Bob: Most of our StreetAuthority Insider readers are probably not familiar with Junior Resource Advisor. What's your mission with this advisory?
Nathan: Most natural resource publications focus almost exclusively on just two sub-sectors: gold and oil. I certainly have favorites in those two groups, but I think they're just the beginning. Confining your portfolio to those two areas will lead to missed opportunities.
I look off the beaten path for overlooked companies that are profiting from a supply/demand imbalance for critical raw materials. Platinum and palladium miner Stillwater Mining (SWC), for example, has rewarded me with a 30.8% gain thus far.

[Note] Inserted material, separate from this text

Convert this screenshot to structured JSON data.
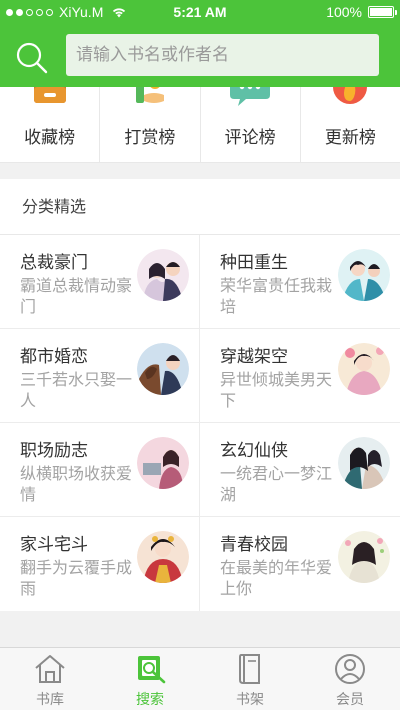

And Taseko Mines (TGB), which is up 22% from my initial recommendation, supplies important industrial metals such as molybdenum and niobium.
In recent issues I've covered timber, lithium, cobalt, and most recently zinc.
Aside from a broader universe of potential commodities, I also break away from the pack by focusing exclusively on small "junior" miners and energy producers. These companies have smaller bank accounts than their larger counterparts. But they are also growing at a much faster rate and offer better leverage to rising commodity prices.
Action to Take -- > If you're willing to shoulder more volatility in exchange for wealth-building triple-digit potential, then these smaller exploration companies are the best way to harness growing global demand for scarce natural resources.